Memory/Allocation attributes for variables

[Elmar]

On Sunday, 30 May 2021 at 05:13:45 UTC, Ola Fosheim Grostad wrote:
> On Sunday, 30 May 2021 at 02:18:38 UTC, Elmar wrote:
>> Looking at what attributes D provides I definitly see that 
>> memory safety related concerns are addressed with existing 
>> attributes. But I personally find them rather unintuitive to 
>> use or difficult to learn for beginners and not flexible 
>> enough (like two different versions of `return ref scope`). As 
>> currently defined, those attributes don't annotate 
>> destinations of data flow but sources (like function 
>> arguments) of data flow.
>
> I agree that D has jumped down the rabbithole in terms of 
> usability and function signatures are becoming weirder. The 
> reusage of the term "return" is particularly bad.
>
> To a large extent this is the aftermath that comes from 
> changing course when it went from D1 to D2. Where simplicity 
> was sacrificed and it was opened for more and more complexity. 
> Once a language becomes complex, it seems difficult to prevent 
> people from adding just-one-more-feature that adds to the 
> complexity. Also, since experienced users influence the process 
> most... There are nobody to stop it.
>
> The main issue is however not specifying where it allocates, 
> but keeping track of it when pointers are put into complex 
> datastructures.

Thank you for your reply. Also sorry for the wordyness, I'm just 
awkwardly detailed sometimes.

In your case it's not what I was thinking. I would count myself 
to the sophisticated programmers (but not the productive ones, 
unfortunately). I can cope with all those reused keywords even 
though I think at this place their design is unintuitive to use. 
Intuitive would be annotation of the return type because the 
aliasing is a property of the return type, not the argument. At 
least I feel like I understood the sparsely explained intension 
behind the current scope-related attributes but my main point is, 
I find they can be improved with more expressiveness. It would 
give programmers a hint of what kind of allocated argument is 
acceptable for a parameter. And no, this is not trivial.

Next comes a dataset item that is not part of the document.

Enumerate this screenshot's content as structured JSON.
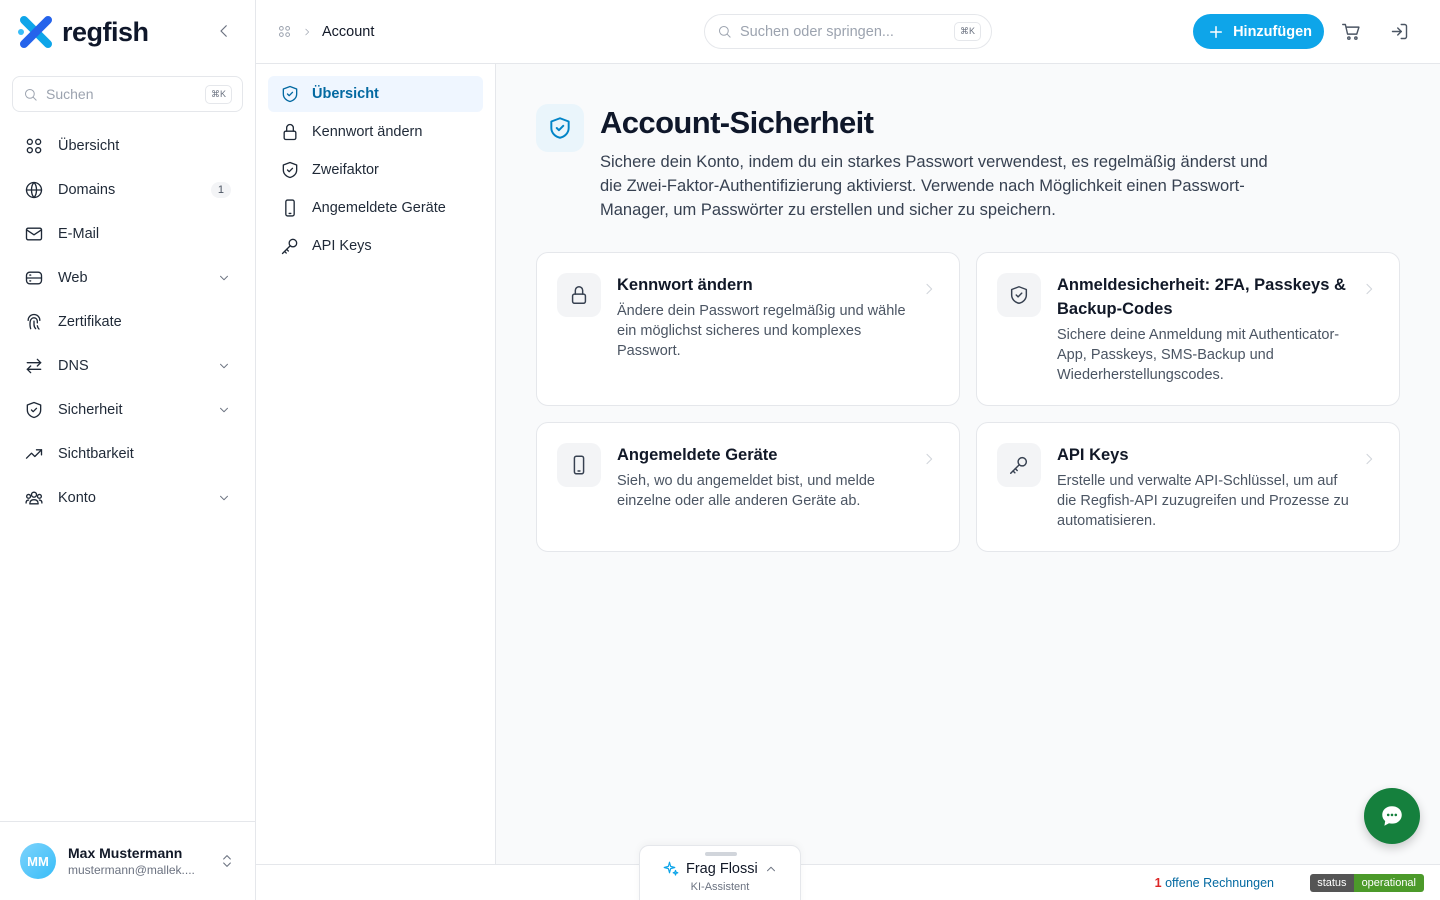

It's the 
reason for my decision to start this thread:

*Functions in phobos accept range iterators of fixed-sized arrays 
as range argument but even if it fails miserably, it compiles 
happily and accesses illegal memory without any warning, creating 
fully non-deterministic results with different compilers. I 
noticed this when I tried to use "map" with fixed-size arrays. It 
simply misses any tool to check and signal that fixed-size arrays 
are illegal as range argument for "map". And sometimes mapping 
onto fixed-size arrays even works.*

Without better memory safety tools, I'd discourage more memory 
efficient programming techniques in D although I'd really like to 
see D for embedded and resource constrained systems to replace C.

---

I wonder how programming languages don't see the obvious, to 
consider memory safety as a part of type safety 
(address/allocation properties to be type properties) and that 
memory unsafe code only means an incomplete type system. I also 
don't know whether conventional "type safety" in programming 
languages suffices to eliminate the possibility of deadly 
programming bugs (aliased reference variables e.g.). But of 
course, security and safety is complex and there is no way around 
complexity to make safe code flexible.


The important part is the first one (without generalization to 
allocation and control structures which I only mentioned as an 
interesting thought) because I think it's an easy but effective 
addition. D already has features in that direction which is good, 
the awareness exists, but it's still weak at some points. My post 
should be seen as a collection of ideas and a request for comment 
(because maybe my ideas are totally bad or don't fit D) rather 
than a request to implement all this. The main point is to 
consider references/pointers as values with critical type safety 
which means a way to specify stricter constraints. Memory safety 
is violated by storing a pointer value in a reference which is 
out of the intended/reasonable value domain of the pointer (not 
matching its lifetime).

If someone already thought the same like me, there could be a 
safepointer-like user library which supports additional 
attributes (which represent restricted pointer domains) by 
implementing a custom pointer/reference type. (It's not a smart 
pointer because smart pointers try to fix the problem at the 
other end and require dynamic allocation which is not that nice.) 
Due to D's nature, it would support safe pointers and safe 
references (reference variables) and provides static and dynamic 
type checks with overloaded operators and memory attributes. 
Attributes couldn't be inferred automatically I guess but  
annotation of variables could entirely allow static memory safety 
checks (which doesn't need to explicitly test whether a pointer 
value is contained in a set of allowed values) and maybe prevents 
bugs or unwanted side effects.

---

One important aspect which I forgot: aliasing of variables. I 
know, D allows aliased references as arguments by default. Many 
memory safety problems derive from aliased variables which were 
not assumed to be aliased. Aliased variables complicate formal 
verification of code and confuse people. I would add 
`@alias(symbol)` to my collection which indicates that a 
reference explicitly aliases (overlap) another reference in 
memory or a `@noalias(symbol)`.

---

If someone thinks, I heavily missed something, please let me know.